48 Question: “Regarding LFTB, is it likely that we will see continuing use of that product, or has that been destroyed?” Response: – See the preceding questions for related information. Bottom line: We are still learning about the market impacts but I suspect eventually some proportion of the previously accepted/transacted volumes of LFTB will characterize the retail market. That is, I’m neither expecting a “full ban” nor a “full recovery” of LFTB volumes even after the dust settles. Important lessons learned from situations such as that facilitated by Hy-Vee facilitating consumer choice will help guide exactly what portion of previous volume transactions “come back.”

49 Question: “What have you calculated as the cost to the industry resulting from the LFTB issue?” Response: Bottom line: This is not something I personally have calculated so I’m not in position to offer an “industry cost estimate” at this time.

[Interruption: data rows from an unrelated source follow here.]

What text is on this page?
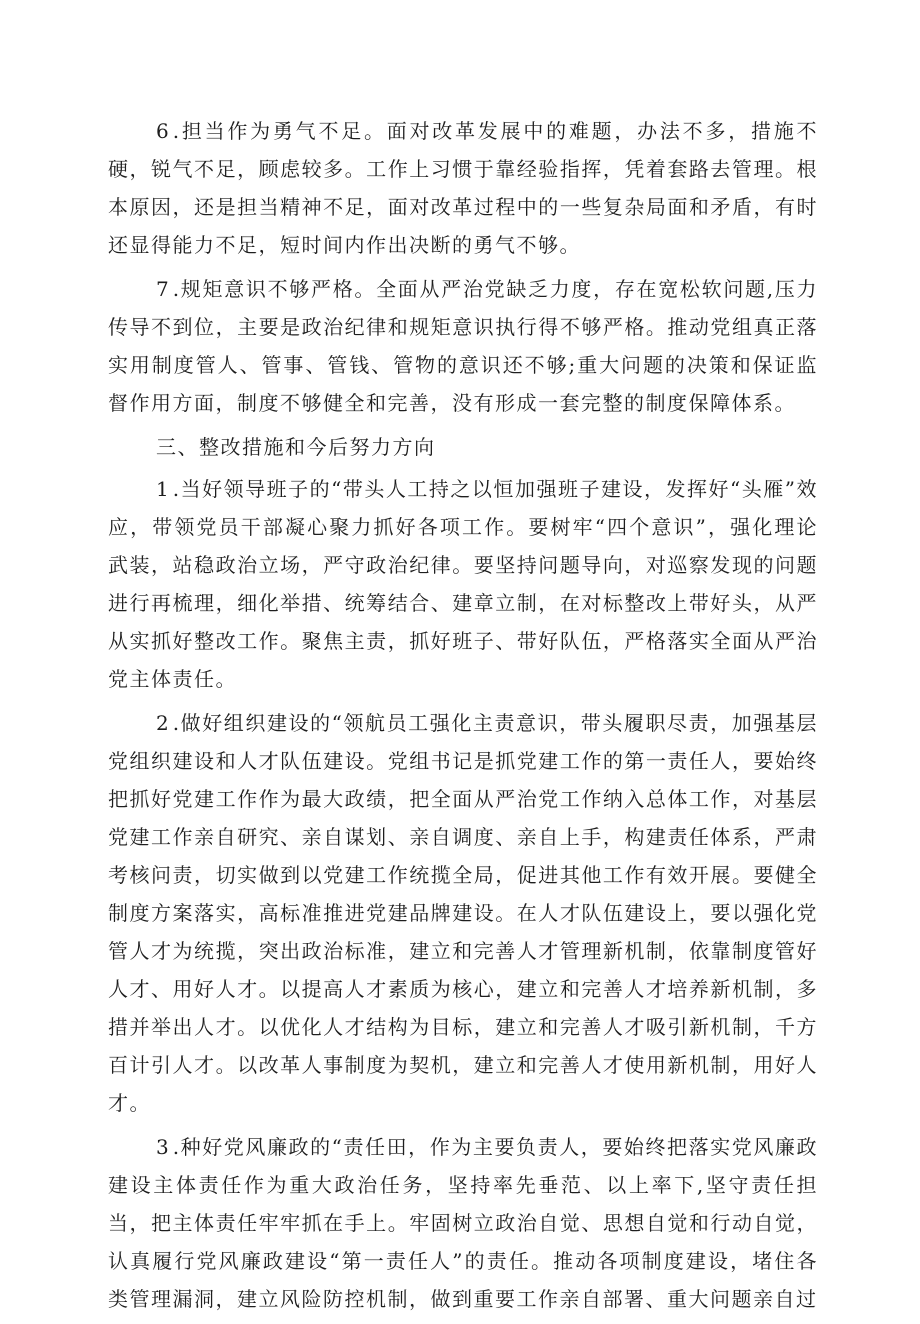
6.担当作为勇气不足。面对改革发展中的难题，办法不多，措施不硬，锐气不足，顾虑较多。工作上习惯于靠经验指挥，凭着套路去管理。根本原因，还是担当精神不足，面对改革过程中的一些复杂局面和矛盾，有时还显得能力不足，短时间内作出决断的勇气不够。

7.规矩意识不够严格。全面从严治党缺乏力度，存在宽松软问题,压力传导不到位，主要是政治纪律和规矩意识执行得不够严格。推动党组真正落实用制度管人、管事、管钱、管物的意识还不够;重大问题的决策和保证监督作用方面，制度不够健全和完善，没有形成一套完整的制度保障体系。

三、整改措施和今后努力方向

1.当好领导班子的“带头人工持之以恒加强班子建设，发挥好“头雁”效应，带领党员干部凝心聚力抓好各项工作。要树牢“四个意识”，强化理论武装，站稳政治立场，严守政治纪律。要坚持问题导向，对巡察发现的问题进行再梳理，细化举措、统筹结合、建章立制，在对标整改上带好头，从严从实抓好整改工作。聚焦主责，抓好班子、带好队伍，严格落实全面从严治党主体责任。

2.做好组织建设的“领航员工强化主责意识，带头履职尽责，加强基层党组织建设和人才队伍建设。党组书记是抓党建工作的第一责任人，要始终把抓好党建工作作为最大政绩，把全面从严治党工作纳入总体工作，对基层党建工作亲自研究、亲自谋划、亲自调度、亲自上手，构建责任体系，严肃考核问责，切实做到以党建工作统揽全局，促进其他工作有效开展。要健全制度方案落实，高标准推进党建品牌建设。在人才队伍建设上，要以强化党管人才为统揽，突出政治标准，建立和完善人才管理新机制，依靠制度管好人才、用好人才。以提高人才素质为核心，建立和完善人才培养新机制，多措并举出人才。以优化人才结构为目标，建立和完善人才吸引新机制，千方百计引人才。以改革人事制度为契机，建立和完善人才使用新机制，用好人才。

3.种好党风廉政的“责任田，作为主要负责人，要始终把落实党风廉政建设主体责任作为重大政治任务，坚持率先垂范、以上率下,坚守责任担当，把主体责任牢牢抓在手上。牢固树立政治自觉、思想自觉和行动自觉，认真履行党风廉政建设“第一责任人”的责任。推动各项制度建设，堵住各类管理漏洞，建立风险防控机制，做到重要工作亲自部署、重大问题亲自过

50 Question: “Have you determined whether heifer retnetion is taking place?” Response: – Dr. Derrell Peel very recently addressed this issue: html?ref=595 – In the Feb. 7 th webinar a detailed discussion of the January Cattle Inventory report, including estimated heifer retention, was discussed. This report indicated a 1.4% increase (year-over-year) in heifer retention, but note the previous year’s low base: – On July 20 th, the USDA is scheduled to release the July Cattle Inventory report: D=1017 Bottom line: This is a subject of much discussion with casual observation suggesting states N and W of KS possibly expanding heifer retention while states S and E of here have not necessarily sent this signal. The net impact nationally is less clear. In short, I don’t think the industry has “pulled the trigger” on national expansion yet but only time will tell if my perception is accurate.

51 Question: “are higher fed cattle weights the result of cattle being held back or other feeder objectives?” Response: – The industry has a multi-year history of increasing fed cattle weights. This reflects increasing efficiencies, changes in genetics and production practices, etc. which facilitate the optimal sales weight to increase over time. – In addition to this longer-term trend, the influence of placement weights (recall drought triggered differences in 11’ in S. Plains vs. N. Plains) and the value of a currently placed animal given concerns with availability of new placement candidates must be kept in mind. Bottom line: The increasing fed cattle weights reflect the industry’s incentives to optimize the lbs produced on each animal in the supply chain. This regularly drives more lbs/hook in processing plants, more lbs/bunk in the feedyard, and results in a net impact of more lbs/cow for the industry. I expect these economic drivers to persist going forward.